Media playback is unsupported on your device                  Media caption Parties react to IFS analysis of manifesto spending plans

Media playback is unsupported on your device Media caption Parties react to IFS analysis of manifesto spending plans

British Prime Minister Boris Johnson issued a warning to US President Donald Trump ahead of his visit to London for a North Atlantic Treaty Organisation summit next week.

"What we (the USA and the UK) don't do, traditionally, as loving allies and friends, what we don't do traditionally is get involved in each other's election campaigns".

British Prime Minister Boris Johnson's Conservative Party has seen its lead over the opposition Labour Party narrow to eight points from 10 a week ago, according to a poll by Panelbase, the latest of several polls to show a slight tightening of the race.

Taking questions from LBC listeners, Johnson declined to say how many children he had or whether he would have any more.

Trump arrives in London Monday for a two-day trip to attend what's shaping up to be a fiery North Atlantic Treaty Organisation summit, hosted by British Prime Minister Boris Johnson.

U.S. President Donald Trump and British Prime Minister Boris Johnson speak at the G7 Summit in Biarritz, France, Aug. 25, 2019.

On Friday, a senior Trump administration official advised reporters that Trump is "absolutely cognizant of not, again, wading into other country's elections".

Mr Johnson cited - saying in a press conference in London the United Kingdom was "at its best when it's helping to lead a strong European Union" and would end up at "the back of the queue" for American trade deals if it left.

The president also warned in a recent interview that left-wing Labour leader Corbyn would take Britain to "such bad places".

On Wednesday, UK main opposition Labour accused PM Johnson of plotting a "toxic" deal with Trump to allow U.S. pharmaceutical companies access to the state health service.

The prime minister has denied this, and this week said if Washington tried to include the NHS in trade talks, "we'd walk away".

"First of all the NHS is not for sale".

At the other end of the political spectrum, Brexit Party leader Nigel Farage, a Trump ally and friend, is also hoping Trump's visit will benefit him and give a lift to his flagging electoral prospects.
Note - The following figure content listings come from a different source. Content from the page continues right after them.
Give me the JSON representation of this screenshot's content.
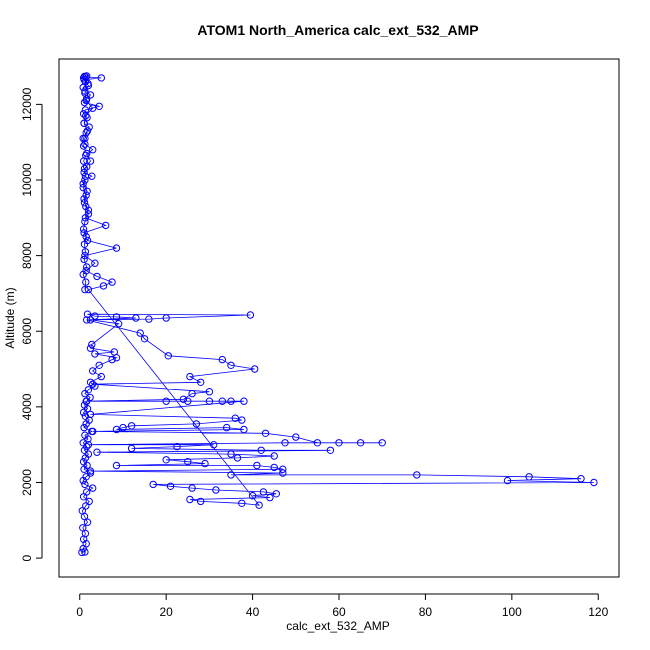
{
  "chart_data": {
    "type": "scatter",
    "title": "ATOM1 North_America calc_ext_532_AMP",
    "xlabel": "calc_ext_532_AMP",
    "ylabel": "Altitude (m)",
    "xlim": [
      -4.8,
      124.8
    ],
    "ylim": [
      -500,
      13200
    ],
    "xticks": [
      0,
      20,
      40,
      60,
      80,
      100,
      120
    ],
    "yticks": [
      0,
      2000,
      4000,
      6000,
      8000,
      10000,
      12000
    ],
    "grid": false,
    "legend": "none",
    "series": [
      {
        "marker": "open-circle",
        "line": true,
        "x": [
          0.5,
          1.2,
          0.8,
          1.5,
          0.9,
          1.3,
          0.7,
          1.8,
          1.1,
          0.6,
          1.4,
          2.2,
          0.9,
          1.6,
          3.0,
          1.2,
          0.8,
          1.5,
          2.5,
          1.0,
          1.7,
          0.9,
          1.3,
          2.0,
          1.1,
          1.6,
          0.8,
          1.9,
          1.2,
          2.8,
          1.0,
          1.5,
          2.2,
          1.3,
          0.9,
          1.8,
          1.1,
          1.6,
          2.4,
          1.2,
          2.0,
          3.5,
          2.5,
          5.0,
          3.0,
          4.5,
          7.5,
          8.5,
          3.5,
          8.0,
          2.5,
          2.8,
          9.0,
          2.5,
          16.0,
          20.0,
          39.5,
          1.8,
          3.5,
          8.5,
          13.0,
          1.6,
          14.0,
          15.0,
          20.5,
          33.0,
          35.0,
          40.5,
          25.5,
          28.0,
          3.0,
          30.0,
          26.0,
          24.0,
          1.5,
          20.0,
          25.0,
          30.0,
          33.0,
          35.0,
          38.0,
          2.5,
          36.0,
          37.5,
          27.0,
          12.0,
          10.0,
          8.5,
          34.0,
          38.0,
          3.0,
          43.0,
          50.0,
          55.0,
          60.0,
          65.0,
          70.0,
          47.5,
          2.0,
          31.0,
          22.5,
          12.0,
          42.0,
          58.0,
          4.0,
          35.0,
          45.0,
          36.5,
          20.0,
          25.0,
          29.0,
          8.5,
          41.0,
          45.0,
          47.0,
          2.5,
          47.0,
          35.0,
          78.0,
          104.0,
          116.0,
          99.0,
          119.0,
          17.0,
          21.0,
          26.0,
          31.5,
          42.5,
          45.5,
          40.0,
          44.0,
          25.5,
          28.0,
          37.5,
          41.5,
          2.0,
          5.5,
          7.5,
          4.0,
          1.5,
          3.5,
          1.2,
          8.5,
          1.8,
          1.0,
          6.0,
          1.3,
          2.0,
          1.1,
          1.5,
          0.8,
          1.2,
          2.8,
          1.0,
          1.6,
          0.9,
          1.4,
          3.0,
          1.2,
          0.8,
          1.5,
          2.2,
          1.0,
          1.7,
          0.9,
          1.3,
          4.5,
          1.1,
          1.6,
          2.5,
          1.2,
          0.8,
          1.9,
          1.0,
          5.0,
          1.4,
          1.1,
          1.6,
          0.9,
          1.3,
          2.0,
          1.2,
          1.5,
          3.0,
          1.4,
          1.0,
          1.8,
          1.2,
          0.9,
          1.6,
          2.5,
          1.1,
          1.3,
          0.8,
          1.7,
          1.0,
          1.4,
          2.0,
          1.2,
          0.9,
          1.5,
          1.1,
          1.3,
          1.0,
          1.6,
          0.8,
          1.4,
          1.2
        ],
        "y": [
          150,
          160,
          250,
          380,
          500,
          650,
          800,
          950,
          1100,
          1250,
          1380,
          1500,
          1620,
          1750,
          1850,
          1950,
          2050,
          2150,
          2250,
          2350,
          2450,
          2550,
          2650,
          2750,
          2850,
          2950,
          3050,
          3150,
          3250,
          3350,
          3450,
          3550,
          3650,
          3750,
          3850,
          3950,
          4050,
          4150,
          4250,
          4350,
          4450,
          4550,
          4650,
          4800,
          4950,
          5100,
          5250,
          5300,
          5400,
          5450,
          5550,
          5650,
          6200,
          6300,
          6320,
          6350,
          6430,
          6450,
          6400,
          6380,
          6350,
          6300,
          5950,
          5800,
          5350,
          5250,
          5100,
          5000,
          4800,
          4650,
          4600,
          4400,
          4350,
          4200,
          4150,
          4150,
          4150,
          4150,
          4150,
          4150,
          4150,
          3800,
          3700,
          3650,
          3550,
          3500,
          3450,
          3400,
          3450,
          3400,
          3350,
          3300,
          3200,
          3050,
          3050,
          3050,
          3050,
          3050,
          3000,
          3000,
          2950,
          2900,
          2850,
          2850,
          2800,
          2750,
          2700,
          2650,
          2600,
          2550,
          2500,
          2450,
          2450,
          2400,
          2350,
          2300,
          2250,
          2200,
          2200,
          2150,
          2100,
          2050,
          2000,
          1950,
          1900,
          1850,
          1800,
          1750,
          1700,
          1650,
          1600,
          1550,
          1500,
          1450,
          1400,
          7100,
          7200,
          7300,
          7450,
          7600,
          7800,
          8000,
          8200,
          8400,
          8600,
          8800,
          9000,
          9200,
          9400,
          9600,
          9800,
          10000,
          10100,
          10200,
          10350,
          10500,
          10650,
          10800,
          10950,
          11100,
          11250,
          11400,
          11500,
          11650,
          11750,
          11850,
          11950,
          12050,
          12150,
          12250,
          12350,
          12450,
          12550,
          12650,
          12700,
          12720,
          12740,
          12750,
          12700,
          12600,
          12500,
          12300,
          12100,
          11900,
          11700,
          11500,
          11300,
          11100,
          10900,
          10700,
          10500,
          10300,
          10100,
          9900,
          9700,
          9500,
          9300,
          9100,
          8900,
          8700,
          8500,
          8300,
          8100,
          7900,
          7700,
          7500,
          7300,
          7100
        ]
      }
    ]
  }
}
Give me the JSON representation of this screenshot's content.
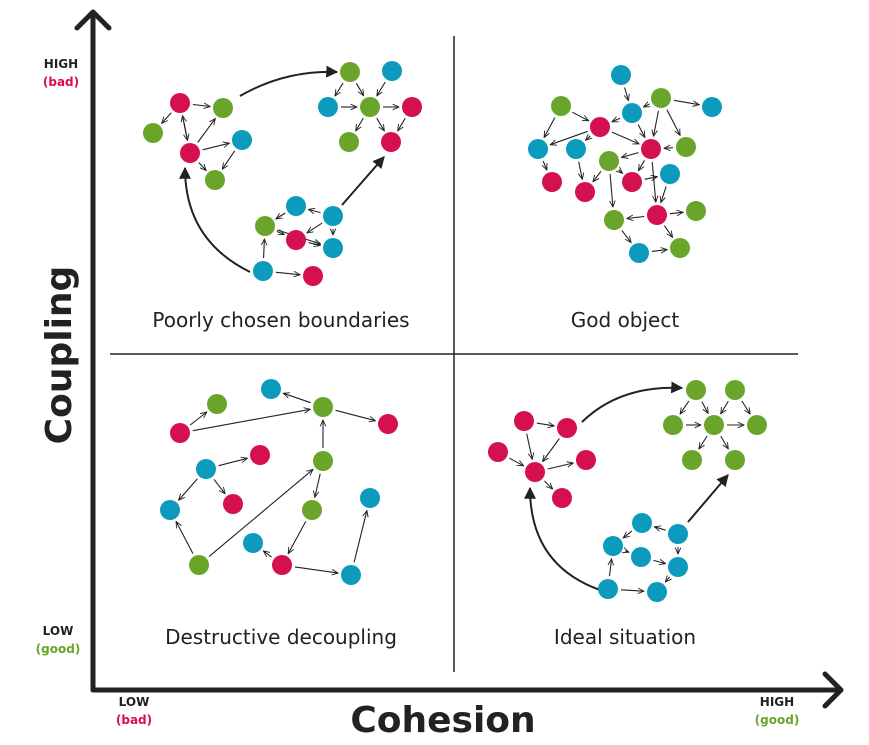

Mr Trump did have some criticism for Mr Johnson's Brexit deal, claiming it hinders trade with the US.

Asked if he would rather be Prime Minister or have Britain leave the European Union, he replied: "I would rather get us out of the EU". One poll gauged Trump's favorability versus Lincoln, who was the USA president between 1861 and 1865 and who steered America through the Civil War and abolished slavery.